Peraltro, costituisce canone ermenutico consolidato quello per cui l’eventuale contrasto tra disposizioni della lex specialis deve essere risolto con un’interpretazione finalizzata a privilegiare il favor partecipationis e l’interesse pubblico al più ampio confronto concorrenziale (Cons. Stato, IV, 14 marzo 2016, n. 1015).
Ne consegue che prevale la clausola dell’art. 14, lett. b), del bando di gara in ordine ai requisiti di carattere economico-finanziario, come correttamente ritenuto dal giudice di prime cure; il corollario è che il fatturato complessivo dichiarato da S.I.T. supera la soglia richiesta.

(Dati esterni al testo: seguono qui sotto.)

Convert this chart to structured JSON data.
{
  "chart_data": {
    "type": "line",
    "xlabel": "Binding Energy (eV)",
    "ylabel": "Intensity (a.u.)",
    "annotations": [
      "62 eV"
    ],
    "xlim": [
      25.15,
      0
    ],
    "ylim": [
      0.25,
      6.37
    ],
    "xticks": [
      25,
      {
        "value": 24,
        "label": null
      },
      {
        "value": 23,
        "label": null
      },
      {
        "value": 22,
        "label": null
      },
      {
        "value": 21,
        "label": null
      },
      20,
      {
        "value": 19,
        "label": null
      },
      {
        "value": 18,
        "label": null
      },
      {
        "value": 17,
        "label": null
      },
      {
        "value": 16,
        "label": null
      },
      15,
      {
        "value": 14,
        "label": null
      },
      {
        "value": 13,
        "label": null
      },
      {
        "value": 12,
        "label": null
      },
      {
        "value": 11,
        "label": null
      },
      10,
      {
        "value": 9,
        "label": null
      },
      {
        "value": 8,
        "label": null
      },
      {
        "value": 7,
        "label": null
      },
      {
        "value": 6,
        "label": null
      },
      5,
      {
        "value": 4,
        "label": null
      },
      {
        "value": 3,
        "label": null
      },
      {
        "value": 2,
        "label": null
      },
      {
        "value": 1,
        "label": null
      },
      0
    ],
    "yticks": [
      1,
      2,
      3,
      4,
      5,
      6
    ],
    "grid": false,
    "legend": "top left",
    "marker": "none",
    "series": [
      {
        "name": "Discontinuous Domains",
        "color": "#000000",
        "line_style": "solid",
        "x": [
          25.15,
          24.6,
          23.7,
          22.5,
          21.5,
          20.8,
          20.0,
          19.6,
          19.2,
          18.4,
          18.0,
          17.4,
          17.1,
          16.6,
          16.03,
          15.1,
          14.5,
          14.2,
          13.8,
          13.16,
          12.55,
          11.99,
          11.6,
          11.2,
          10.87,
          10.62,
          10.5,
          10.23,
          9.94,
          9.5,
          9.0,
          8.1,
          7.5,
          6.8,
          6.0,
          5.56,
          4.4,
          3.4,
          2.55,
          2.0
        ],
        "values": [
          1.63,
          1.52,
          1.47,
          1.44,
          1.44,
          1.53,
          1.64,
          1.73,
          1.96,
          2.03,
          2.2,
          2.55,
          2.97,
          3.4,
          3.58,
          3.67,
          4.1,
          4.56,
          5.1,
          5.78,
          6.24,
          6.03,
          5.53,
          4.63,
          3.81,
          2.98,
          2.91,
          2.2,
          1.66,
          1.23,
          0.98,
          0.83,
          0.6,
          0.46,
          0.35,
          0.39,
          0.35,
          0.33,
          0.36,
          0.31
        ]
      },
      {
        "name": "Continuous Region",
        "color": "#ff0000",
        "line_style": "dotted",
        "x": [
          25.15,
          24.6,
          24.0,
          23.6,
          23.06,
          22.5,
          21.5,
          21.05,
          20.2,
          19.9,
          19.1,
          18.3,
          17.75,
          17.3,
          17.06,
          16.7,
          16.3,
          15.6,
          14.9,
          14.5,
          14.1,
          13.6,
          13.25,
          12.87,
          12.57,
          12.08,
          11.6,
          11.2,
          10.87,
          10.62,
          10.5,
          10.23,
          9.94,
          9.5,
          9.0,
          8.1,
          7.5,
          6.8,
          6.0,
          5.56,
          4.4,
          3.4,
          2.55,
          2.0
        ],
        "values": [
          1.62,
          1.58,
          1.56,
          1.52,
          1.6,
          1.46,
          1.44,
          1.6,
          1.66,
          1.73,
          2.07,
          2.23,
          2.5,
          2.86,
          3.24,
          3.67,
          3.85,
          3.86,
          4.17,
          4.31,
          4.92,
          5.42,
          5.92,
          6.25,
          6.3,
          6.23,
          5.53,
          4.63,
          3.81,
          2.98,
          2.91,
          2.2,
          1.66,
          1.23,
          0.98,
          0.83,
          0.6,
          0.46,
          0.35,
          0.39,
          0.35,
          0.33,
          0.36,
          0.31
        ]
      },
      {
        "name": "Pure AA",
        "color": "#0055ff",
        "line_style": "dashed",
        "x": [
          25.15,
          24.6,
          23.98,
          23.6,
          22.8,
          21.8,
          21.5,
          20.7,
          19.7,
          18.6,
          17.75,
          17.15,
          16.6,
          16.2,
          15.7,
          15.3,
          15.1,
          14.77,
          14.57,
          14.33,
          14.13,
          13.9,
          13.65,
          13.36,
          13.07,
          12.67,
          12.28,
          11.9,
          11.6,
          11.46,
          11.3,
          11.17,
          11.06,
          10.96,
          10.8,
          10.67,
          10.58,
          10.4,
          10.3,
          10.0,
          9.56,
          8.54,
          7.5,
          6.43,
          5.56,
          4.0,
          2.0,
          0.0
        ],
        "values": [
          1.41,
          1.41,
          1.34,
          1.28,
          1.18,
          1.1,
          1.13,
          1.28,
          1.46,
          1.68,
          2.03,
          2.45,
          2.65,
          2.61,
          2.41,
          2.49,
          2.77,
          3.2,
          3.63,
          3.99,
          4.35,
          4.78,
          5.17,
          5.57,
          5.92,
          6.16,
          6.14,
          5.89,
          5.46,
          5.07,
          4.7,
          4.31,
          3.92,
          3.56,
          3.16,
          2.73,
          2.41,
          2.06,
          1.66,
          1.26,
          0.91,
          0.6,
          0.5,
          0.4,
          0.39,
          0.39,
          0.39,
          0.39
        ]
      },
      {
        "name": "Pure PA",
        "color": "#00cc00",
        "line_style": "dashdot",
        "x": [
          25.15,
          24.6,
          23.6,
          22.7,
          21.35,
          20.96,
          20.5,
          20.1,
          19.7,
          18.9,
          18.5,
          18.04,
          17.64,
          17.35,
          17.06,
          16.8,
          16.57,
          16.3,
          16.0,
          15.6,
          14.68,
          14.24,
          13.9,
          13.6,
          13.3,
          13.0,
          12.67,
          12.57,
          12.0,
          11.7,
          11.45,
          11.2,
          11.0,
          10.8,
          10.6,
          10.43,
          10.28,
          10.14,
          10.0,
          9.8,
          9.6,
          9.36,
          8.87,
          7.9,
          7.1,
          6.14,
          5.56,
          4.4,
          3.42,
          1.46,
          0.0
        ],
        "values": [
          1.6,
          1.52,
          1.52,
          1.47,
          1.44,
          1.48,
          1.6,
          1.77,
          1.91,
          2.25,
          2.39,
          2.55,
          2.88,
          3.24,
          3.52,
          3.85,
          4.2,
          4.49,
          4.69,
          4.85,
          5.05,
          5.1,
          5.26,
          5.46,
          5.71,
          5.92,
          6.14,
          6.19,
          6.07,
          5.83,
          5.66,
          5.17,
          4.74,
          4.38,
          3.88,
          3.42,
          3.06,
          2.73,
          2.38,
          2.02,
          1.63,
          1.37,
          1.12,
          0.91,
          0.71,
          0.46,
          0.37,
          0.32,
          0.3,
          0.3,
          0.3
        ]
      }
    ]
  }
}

4. – Con il terzo motivo l’appellante deduce la falsità della dichiarazione resa dall’amministratore della S.I.T. in data 13 dicembre 2016 circa il possesso dei requisiti di ordine economico-finanziari, che sarebbe comprovata dal successivo prospetto, versato agli atti del processo, scorporante il fatturato per forniture, risultato assolutamente residuale ed inidoneo a dimostrare la capacità economica della società; tale falsità sarebbe peraltro di per sé motivo di esclusione ai sensi dell’art. 80, comma 5, lett. f -bis) del d.lgs. n. 50 del 2016.
Il motivo, a prescindere dai profili di inammissibilità eccepiti dall’appellata e dalla non applicabilità, ratione temporis, della previsione di cui all’art. 80, comma 5, lett. f-bis), è infondato, per le ragioni correttamente evidenziate dalla sentenza impugnata, ove si dà atto che il documento (prospetto riepilogativo) che dimostrerebbe la falsità della pregressa dichiarazione non risulta sottoscritto dal legale rappresentante della S.I.T., e che dello stesso si è assunta la paternità la difesa tecnica della società, aggiungendosi peraltro che la stazione appaltante, in sede di verifica dei requisiti, è onerata di controllare la veridicità di quanto dichiarato dalla società risultata prima graduata.
In ogni caso, la tesi della falsità della dichiarazione è radicalmente infondata “nel merito”, assumendo a parametro il bando di gara, che fa riferimento al possesso del fatturato globale complessivo, e non del fatturato specifico.
5. – Occorre ora esaminare i “motivi aggiunti”, i quali traggono spunto dalla documentazione prodotta da S.I.T. nel procedimento di gara in sede di verifica dei requisiti di capacità economico-finanziaria e tecnico-professionale (e dunque successivamente alla fase di ammissione/esclusione dei concorrenti, che costituisce il segmento procedimentale oggetto del presente giudizio, ed anche successivamente all’aggiudicazione), da cui emerge, ad avviso dell’appellante, la erronea dichiarazione della pregressa esecuzione di forniture per un importo non inferiore ai 300.000,00 euro (mentre si tratta di appalti di servizi, per lo più riconducibili al c.d. “progetto S.I.T.A.I.R.- sistema informativo territoriale ambientale a supporto dei servizi integrati raccolta rifiuti”); lamenta l’appellante che anche dopo l’aggiudicazione la stazione appaltante, contravvenendo alla prescrizione in chiave conformativa contenuta nella sentenza di primo grado, ha omesso di verificare la veridicità della dichiarazione di S.I.T. circa il possesso del fatturato specifico.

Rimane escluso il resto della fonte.